La violencia del estado que en la actualidad se traduce en su sobre-presencia en ciertos sectores a costa de la ausencia del mismo en vastas áreas y bolsones, la sobreactuación de un supuesto sentir o hacer democrático, en donde sólo se ejerce una dudosa aclamatoria de mayorías (sistemas de preselección de candidatos cerrada, como internas que no se llevan a cabo, que transfieren el sentido de elegir por el de optar, entre quiénes ellos, de acuerdo a sus reglas disponen que tengamos que optar, es decir elegir condicionados) debería estar tipificado en la normativa, como uno de los delitos más flagrantes contra las instituciones y el pleno ejercicio de la libertad, de tal manera, la ciudadanía no tendría excusas como para no levantarse en puebladas, en manifestaciones que dan cuenta de la total y absoluta anomia, en que la incapacidad de cierto sector de la clase política nos puede volver a conducir en cualquier otro momento u oportunidad. Propuestas es lo que sobra, se precisa de predisposición de estos para hacerles sentir a la ciudadanía que algo determinan, con el pago de sus impuestos y con sus votos. En tiempos electorales, una práctica que debería ser desterrada y que es una muestra expresa del democraticidio, es la compra de votos, sea mediante una dádiva, prebenda, por intermedio de corte de chapas, dinero, mercadería, merca o lo que fuere, como de las mentiras flagrantes e inconsistentes las que ofrecen por doquier. Como también lo es la no sanción de los hechos de corrupción, o la dilación en demasía para resolver los mismos, perpetrados por hombres que hayan pertenecido al funcionariado público.

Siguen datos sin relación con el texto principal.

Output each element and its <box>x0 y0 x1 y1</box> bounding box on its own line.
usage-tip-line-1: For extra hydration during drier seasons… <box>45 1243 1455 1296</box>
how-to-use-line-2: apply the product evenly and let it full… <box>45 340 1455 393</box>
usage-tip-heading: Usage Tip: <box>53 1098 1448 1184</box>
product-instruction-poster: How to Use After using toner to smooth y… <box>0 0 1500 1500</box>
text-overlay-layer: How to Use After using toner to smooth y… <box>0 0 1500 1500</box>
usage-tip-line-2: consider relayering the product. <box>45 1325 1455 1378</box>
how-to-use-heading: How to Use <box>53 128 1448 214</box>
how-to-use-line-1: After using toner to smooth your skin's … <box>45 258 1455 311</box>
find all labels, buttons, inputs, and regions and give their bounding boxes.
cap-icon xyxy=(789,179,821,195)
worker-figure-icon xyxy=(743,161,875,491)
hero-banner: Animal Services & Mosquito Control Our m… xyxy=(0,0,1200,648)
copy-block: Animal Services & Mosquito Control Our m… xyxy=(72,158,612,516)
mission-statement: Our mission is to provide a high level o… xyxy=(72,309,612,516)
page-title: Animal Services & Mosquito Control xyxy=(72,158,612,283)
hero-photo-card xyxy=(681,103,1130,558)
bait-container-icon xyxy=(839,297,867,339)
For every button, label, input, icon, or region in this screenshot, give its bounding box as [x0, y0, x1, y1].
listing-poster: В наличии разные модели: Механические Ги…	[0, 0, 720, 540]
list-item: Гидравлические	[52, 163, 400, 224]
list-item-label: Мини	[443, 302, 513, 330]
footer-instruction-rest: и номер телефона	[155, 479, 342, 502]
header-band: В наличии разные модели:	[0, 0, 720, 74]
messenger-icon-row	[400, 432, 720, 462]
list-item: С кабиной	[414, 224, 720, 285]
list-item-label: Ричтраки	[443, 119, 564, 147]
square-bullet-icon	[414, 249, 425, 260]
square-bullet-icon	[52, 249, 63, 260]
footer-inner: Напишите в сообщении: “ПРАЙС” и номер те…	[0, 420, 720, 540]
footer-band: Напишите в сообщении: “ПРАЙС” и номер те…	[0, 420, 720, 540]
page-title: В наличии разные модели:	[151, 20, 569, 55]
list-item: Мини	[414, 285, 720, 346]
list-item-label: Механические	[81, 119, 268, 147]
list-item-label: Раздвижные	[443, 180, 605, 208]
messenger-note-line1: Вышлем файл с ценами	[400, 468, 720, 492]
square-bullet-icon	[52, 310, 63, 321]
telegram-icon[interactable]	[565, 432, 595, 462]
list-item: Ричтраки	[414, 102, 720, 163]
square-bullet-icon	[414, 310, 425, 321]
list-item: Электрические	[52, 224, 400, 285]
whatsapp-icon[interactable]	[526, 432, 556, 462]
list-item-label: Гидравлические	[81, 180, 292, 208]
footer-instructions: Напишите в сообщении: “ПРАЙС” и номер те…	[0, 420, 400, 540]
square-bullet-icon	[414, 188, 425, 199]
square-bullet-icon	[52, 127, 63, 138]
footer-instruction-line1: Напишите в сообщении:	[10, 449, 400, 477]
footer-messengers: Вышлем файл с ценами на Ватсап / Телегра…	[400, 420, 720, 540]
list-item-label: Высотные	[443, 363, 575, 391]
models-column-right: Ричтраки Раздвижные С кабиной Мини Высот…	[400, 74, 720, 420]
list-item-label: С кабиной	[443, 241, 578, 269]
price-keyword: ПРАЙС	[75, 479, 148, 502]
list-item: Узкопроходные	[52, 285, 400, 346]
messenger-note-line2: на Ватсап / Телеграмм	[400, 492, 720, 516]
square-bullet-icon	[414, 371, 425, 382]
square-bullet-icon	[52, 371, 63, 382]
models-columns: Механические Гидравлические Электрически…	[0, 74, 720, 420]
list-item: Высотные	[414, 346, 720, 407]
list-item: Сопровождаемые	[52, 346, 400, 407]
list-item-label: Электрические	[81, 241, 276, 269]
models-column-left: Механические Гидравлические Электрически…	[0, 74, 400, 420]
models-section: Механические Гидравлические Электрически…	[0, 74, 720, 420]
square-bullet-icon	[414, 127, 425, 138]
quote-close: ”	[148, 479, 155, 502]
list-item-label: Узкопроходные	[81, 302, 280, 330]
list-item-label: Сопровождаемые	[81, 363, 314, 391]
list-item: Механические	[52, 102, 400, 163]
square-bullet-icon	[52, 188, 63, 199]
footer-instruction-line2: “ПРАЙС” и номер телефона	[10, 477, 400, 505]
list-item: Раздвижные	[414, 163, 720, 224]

Si somos presa de políticos corruptos seguiremos encarcelados en el imperativo de una sociedad penalizada y penalizante para sancionar delitos y no para reconvertir conductas que no nos lleven a ellas.
Hasta aquí sí se quiere, nada nuevo bajo el sol, o desconocido para todos aquellos a quiénes, Alfonsín nos prometió que con “la democracia se educa, se come, se cura, no necesitamos nada más, que nos dejen de mandonear…” la nueva modalidad, de estas suertes de “democraticidios” que nos afectan, es que el poder unipersonal del ejecutivo nacional, pasó a un sistema, tal como lo definió un constitucionalista “vicepresidencialista” y por tanto, Alberto, el creador del “borocotismo”, tal como Víctor Frankenstein, pasó a ser víctima de su propia creación, de su mutación práctica de lo representativo.
En la aceleración, profundización o intensificación del cristinismo, camporismo o kirchnerismo recargado, en el que recayó Alberto, no quedaría otro espacio en la historia para él, que un título de un libro escrito por Miguel Bonasso, acerca de Héctor Cámpora; “El presidente que no fue”.
La mayoría que se construyó a tales efectos, con una propagación mayor que la de un virus desconocido y contagioso, se reconstituye con proverbial dinámica y en las próximas elecciones demostrará cuán cerca o lejos puede estar de un poder político, en la actualidad, “borocotizado”.
(*) Por Francisco Tomás González Cabañas.